What Makes This Competitive

If you want this to feel more like ISEF than a class demo, focus on measurement quality and experimental design. Compare marigold, basil, and no-companion controls, then validate the CNN against hand counts on a separate test set. A repeated-measures model can show whether the effect grows, fades, or depends on plant stage.
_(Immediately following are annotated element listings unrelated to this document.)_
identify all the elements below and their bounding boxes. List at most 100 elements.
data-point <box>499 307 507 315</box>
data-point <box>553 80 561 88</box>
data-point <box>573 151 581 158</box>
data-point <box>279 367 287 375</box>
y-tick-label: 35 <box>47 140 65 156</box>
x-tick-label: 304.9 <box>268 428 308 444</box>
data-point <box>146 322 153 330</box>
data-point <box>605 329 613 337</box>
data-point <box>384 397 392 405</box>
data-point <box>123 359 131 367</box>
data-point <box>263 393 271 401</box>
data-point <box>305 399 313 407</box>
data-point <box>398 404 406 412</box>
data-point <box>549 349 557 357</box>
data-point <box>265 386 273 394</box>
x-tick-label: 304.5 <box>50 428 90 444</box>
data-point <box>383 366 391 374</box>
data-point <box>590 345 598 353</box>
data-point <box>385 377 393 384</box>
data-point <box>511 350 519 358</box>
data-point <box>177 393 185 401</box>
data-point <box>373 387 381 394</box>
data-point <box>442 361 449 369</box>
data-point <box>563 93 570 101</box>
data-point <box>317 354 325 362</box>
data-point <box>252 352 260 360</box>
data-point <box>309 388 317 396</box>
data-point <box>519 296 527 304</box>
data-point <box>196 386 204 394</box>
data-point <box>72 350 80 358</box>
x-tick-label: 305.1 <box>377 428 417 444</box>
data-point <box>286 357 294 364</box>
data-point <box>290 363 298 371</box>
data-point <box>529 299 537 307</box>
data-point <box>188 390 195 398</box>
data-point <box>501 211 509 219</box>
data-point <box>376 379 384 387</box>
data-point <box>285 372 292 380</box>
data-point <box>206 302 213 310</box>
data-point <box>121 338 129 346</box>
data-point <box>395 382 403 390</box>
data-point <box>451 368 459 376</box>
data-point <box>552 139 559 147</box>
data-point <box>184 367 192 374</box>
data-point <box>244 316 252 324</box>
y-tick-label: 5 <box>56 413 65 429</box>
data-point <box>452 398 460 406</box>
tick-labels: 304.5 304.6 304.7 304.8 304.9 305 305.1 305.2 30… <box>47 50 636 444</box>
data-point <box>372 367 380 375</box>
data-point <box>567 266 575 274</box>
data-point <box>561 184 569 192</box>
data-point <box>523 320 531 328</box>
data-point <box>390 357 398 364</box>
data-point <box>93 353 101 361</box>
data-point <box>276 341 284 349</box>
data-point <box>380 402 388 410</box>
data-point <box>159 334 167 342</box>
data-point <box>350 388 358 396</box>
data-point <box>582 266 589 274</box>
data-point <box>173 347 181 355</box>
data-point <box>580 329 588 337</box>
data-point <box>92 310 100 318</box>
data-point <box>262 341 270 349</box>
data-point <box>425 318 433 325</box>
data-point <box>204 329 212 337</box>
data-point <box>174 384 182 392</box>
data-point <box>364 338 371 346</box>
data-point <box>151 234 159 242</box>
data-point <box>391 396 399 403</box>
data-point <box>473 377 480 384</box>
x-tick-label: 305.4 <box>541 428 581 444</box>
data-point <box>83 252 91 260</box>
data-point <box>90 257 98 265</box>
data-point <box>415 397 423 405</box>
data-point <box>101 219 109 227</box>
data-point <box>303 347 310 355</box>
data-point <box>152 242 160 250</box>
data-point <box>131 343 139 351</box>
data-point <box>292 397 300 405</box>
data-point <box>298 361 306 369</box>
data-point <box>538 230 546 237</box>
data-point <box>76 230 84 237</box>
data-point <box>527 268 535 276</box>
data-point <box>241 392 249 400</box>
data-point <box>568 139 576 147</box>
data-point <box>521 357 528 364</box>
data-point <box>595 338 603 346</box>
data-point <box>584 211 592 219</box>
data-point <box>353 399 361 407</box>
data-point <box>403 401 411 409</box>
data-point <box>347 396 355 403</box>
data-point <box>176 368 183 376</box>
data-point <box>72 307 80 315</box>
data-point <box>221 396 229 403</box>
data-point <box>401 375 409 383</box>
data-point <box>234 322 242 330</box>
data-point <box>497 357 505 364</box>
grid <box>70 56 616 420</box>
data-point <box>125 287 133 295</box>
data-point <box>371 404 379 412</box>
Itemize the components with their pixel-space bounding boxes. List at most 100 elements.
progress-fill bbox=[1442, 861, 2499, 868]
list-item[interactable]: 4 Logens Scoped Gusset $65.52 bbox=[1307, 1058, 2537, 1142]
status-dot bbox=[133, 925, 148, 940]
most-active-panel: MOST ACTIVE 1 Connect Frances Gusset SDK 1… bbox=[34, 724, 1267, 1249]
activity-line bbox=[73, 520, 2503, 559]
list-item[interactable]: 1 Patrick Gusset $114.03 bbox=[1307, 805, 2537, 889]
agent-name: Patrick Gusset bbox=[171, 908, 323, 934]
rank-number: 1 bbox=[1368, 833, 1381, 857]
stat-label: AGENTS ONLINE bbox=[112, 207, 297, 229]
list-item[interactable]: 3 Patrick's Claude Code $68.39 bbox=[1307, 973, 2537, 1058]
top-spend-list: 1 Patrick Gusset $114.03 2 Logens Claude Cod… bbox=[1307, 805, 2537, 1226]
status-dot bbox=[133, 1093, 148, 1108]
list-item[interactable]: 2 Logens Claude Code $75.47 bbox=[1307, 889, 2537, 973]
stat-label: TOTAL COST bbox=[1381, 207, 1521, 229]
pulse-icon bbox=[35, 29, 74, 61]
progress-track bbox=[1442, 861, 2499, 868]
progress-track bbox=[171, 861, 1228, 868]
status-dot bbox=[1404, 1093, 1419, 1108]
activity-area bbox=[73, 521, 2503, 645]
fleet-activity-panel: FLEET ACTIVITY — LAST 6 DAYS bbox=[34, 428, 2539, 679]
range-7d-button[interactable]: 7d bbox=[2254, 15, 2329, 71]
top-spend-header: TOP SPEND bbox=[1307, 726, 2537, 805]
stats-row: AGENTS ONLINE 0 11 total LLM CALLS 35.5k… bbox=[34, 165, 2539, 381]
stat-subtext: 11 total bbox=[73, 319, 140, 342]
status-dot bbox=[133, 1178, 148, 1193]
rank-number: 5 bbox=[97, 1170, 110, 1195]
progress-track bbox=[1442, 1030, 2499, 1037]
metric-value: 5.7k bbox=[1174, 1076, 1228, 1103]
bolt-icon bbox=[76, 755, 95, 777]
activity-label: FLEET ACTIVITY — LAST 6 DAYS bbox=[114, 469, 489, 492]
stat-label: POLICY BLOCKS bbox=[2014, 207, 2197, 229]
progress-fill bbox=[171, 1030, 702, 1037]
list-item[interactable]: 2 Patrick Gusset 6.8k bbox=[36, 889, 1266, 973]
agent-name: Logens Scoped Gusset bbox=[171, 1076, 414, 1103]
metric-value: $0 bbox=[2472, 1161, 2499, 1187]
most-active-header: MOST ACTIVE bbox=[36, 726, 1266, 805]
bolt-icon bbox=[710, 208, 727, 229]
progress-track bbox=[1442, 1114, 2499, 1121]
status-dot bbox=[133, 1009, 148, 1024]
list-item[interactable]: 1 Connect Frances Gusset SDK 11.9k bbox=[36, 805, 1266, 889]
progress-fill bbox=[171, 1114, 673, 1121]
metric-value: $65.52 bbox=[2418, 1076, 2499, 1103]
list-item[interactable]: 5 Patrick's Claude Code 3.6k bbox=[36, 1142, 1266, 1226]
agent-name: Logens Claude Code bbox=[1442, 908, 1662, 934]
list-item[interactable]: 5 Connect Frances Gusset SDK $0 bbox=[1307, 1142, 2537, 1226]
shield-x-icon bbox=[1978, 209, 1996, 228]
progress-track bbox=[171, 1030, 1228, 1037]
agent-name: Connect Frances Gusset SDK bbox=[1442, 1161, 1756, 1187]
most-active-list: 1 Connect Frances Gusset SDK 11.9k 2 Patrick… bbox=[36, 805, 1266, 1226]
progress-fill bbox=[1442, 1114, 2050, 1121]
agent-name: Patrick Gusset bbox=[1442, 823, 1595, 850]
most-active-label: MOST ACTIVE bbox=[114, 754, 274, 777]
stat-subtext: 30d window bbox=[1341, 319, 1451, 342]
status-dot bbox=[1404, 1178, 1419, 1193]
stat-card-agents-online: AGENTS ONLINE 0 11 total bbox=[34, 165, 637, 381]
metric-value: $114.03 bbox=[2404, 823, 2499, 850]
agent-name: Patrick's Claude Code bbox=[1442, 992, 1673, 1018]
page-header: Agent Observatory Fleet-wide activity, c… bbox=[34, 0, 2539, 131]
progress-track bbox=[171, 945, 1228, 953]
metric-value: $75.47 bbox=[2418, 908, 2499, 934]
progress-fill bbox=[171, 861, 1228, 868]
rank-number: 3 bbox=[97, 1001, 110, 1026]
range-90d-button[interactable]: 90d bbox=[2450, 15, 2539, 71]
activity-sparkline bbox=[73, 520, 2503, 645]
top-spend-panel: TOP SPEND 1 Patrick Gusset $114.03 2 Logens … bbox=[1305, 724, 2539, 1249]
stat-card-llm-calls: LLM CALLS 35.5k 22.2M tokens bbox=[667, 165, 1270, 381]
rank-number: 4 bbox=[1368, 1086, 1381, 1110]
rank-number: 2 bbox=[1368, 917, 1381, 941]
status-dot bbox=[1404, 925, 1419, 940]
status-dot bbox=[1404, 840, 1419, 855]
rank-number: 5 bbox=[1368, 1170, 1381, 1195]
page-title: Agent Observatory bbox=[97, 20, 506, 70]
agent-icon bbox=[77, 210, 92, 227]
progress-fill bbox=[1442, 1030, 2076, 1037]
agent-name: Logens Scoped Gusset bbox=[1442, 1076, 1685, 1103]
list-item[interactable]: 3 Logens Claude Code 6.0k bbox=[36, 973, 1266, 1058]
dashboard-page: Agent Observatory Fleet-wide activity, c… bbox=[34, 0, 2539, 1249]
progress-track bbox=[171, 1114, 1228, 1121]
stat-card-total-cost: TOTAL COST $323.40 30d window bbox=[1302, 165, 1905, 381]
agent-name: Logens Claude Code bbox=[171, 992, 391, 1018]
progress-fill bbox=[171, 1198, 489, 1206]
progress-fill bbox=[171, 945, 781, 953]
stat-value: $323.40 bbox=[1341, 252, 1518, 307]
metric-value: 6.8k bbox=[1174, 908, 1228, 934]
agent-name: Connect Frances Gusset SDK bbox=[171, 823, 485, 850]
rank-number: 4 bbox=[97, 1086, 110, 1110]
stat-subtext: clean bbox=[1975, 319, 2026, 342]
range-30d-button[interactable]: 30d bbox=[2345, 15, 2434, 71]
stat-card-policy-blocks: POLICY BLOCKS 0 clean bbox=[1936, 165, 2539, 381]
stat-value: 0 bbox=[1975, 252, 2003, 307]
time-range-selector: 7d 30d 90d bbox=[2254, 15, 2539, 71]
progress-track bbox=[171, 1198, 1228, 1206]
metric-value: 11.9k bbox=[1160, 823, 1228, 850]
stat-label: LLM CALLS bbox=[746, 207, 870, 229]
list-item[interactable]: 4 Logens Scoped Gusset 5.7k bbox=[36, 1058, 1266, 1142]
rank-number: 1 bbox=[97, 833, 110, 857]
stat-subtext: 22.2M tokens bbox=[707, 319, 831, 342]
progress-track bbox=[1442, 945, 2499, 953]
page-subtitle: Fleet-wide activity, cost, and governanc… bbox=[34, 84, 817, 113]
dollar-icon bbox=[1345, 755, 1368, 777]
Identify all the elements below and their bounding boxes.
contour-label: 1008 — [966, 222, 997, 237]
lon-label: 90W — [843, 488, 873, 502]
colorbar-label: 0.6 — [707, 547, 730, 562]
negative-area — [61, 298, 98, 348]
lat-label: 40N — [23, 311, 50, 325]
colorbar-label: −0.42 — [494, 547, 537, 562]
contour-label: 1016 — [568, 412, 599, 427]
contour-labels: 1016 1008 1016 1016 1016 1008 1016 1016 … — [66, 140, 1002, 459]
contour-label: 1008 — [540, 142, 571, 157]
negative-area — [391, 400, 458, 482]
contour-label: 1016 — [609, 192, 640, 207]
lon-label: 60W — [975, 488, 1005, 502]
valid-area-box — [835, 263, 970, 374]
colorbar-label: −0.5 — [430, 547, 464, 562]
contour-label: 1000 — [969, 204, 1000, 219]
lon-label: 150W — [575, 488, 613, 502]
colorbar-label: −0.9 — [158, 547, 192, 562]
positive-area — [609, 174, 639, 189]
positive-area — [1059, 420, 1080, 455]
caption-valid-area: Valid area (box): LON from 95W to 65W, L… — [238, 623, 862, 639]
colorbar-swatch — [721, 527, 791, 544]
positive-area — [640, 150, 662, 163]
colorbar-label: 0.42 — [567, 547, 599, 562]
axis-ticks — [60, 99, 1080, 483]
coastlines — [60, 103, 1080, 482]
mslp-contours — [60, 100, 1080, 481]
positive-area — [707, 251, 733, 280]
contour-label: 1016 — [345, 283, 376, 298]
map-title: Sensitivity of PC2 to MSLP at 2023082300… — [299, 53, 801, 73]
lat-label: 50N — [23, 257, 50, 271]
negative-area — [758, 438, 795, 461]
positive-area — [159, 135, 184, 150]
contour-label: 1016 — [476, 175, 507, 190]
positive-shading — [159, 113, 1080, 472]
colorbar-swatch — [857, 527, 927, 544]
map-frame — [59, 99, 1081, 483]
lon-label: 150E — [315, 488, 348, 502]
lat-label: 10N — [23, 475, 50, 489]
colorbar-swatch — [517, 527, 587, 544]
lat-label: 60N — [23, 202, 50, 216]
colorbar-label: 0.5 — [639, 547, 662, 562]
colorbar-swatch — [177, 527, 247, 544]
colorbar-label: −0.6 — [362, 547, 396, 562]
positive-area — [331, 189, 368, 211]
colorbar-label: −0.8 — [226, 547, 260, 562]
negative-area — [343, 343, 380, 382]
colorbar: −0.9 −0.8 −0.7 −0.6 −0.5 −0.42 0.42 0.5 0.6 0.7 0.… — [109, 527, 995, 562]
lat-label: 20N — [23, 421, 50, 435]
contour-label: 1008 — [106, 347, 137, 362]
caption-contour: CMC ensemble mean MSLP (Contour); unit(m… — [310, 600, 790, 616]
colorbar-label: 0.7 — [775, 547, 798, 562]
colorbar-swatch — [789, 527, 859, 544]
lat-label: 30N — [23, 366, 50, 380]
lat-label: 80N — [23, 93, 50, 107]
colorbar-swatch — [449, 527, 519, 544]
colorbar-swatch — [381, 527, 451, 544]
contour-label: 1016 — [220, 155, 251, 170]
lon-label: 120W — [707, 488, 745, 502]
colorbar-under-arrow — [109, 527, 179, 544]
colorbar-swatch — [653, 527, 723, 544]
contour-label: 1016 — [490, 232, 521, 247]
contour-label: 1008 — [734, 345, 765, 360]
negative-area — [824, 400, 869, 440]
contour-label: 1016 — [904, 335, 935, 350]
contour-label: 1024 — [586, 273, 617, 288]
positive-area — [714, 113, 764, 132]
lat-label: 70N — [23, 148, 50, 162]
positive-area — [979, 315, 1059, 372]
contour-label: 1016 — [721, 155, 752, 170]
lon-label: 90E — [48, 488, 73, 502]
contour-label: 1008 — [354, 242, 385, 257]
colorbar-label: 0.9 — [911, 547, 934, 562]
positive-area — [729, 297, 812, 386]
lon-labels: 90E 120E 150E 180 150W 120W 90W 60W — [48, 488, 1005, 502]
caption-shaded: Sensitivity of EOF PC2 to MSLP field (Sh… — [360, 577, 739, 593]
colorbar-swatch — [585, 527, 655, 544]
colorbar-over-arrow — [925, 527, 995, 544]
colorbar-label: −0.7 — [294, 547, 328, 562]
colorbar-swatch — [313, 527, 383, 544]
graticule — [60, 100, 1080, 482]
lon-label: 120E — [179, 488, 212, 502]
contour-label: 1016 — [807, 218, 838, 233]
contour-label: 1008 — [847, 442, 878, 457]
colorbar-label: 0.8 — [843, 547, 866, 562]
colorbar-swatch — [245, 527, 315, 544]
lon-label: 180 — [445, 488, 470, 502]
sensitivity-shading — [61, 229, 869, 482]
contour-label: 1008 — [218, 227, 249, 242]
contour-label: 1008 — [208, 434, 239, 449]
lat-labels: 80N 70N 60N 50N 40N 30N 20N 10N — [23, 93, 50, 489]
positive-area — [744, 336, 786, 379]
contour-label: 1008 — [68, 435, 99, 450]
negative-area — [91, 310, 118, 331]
That makes your project about ecology and data quality, not just plant folklore.

Project Variations

  • Test whether marigold or basil changes aphid load on peppers instead of tomatoes.
  • Compare aphid counts on potted tomatoes and raised-bed tomatoes under the same companion planting setup.
  • Measure whether companion planting changes the mix of aphid life stages, not just the total count.

Learn More

  • PubMed: Search review articles on aphid ecology, intercropping, and botanical pest management.
  • USDA National Agricultural Library: Find crop pest fact sheets and research summaries on aphids and tomato production.
  • Cornell Cooperative Extension: Look up tomato pest guides, aphid scouting tips, and identification photos.
  • USDA ARS: Read crop protection studies and integrated pest management reports on companion planting and pest suppression.
  • ImageJ: Use this free tool to check image scale, brightness, and consistency before you count aphids.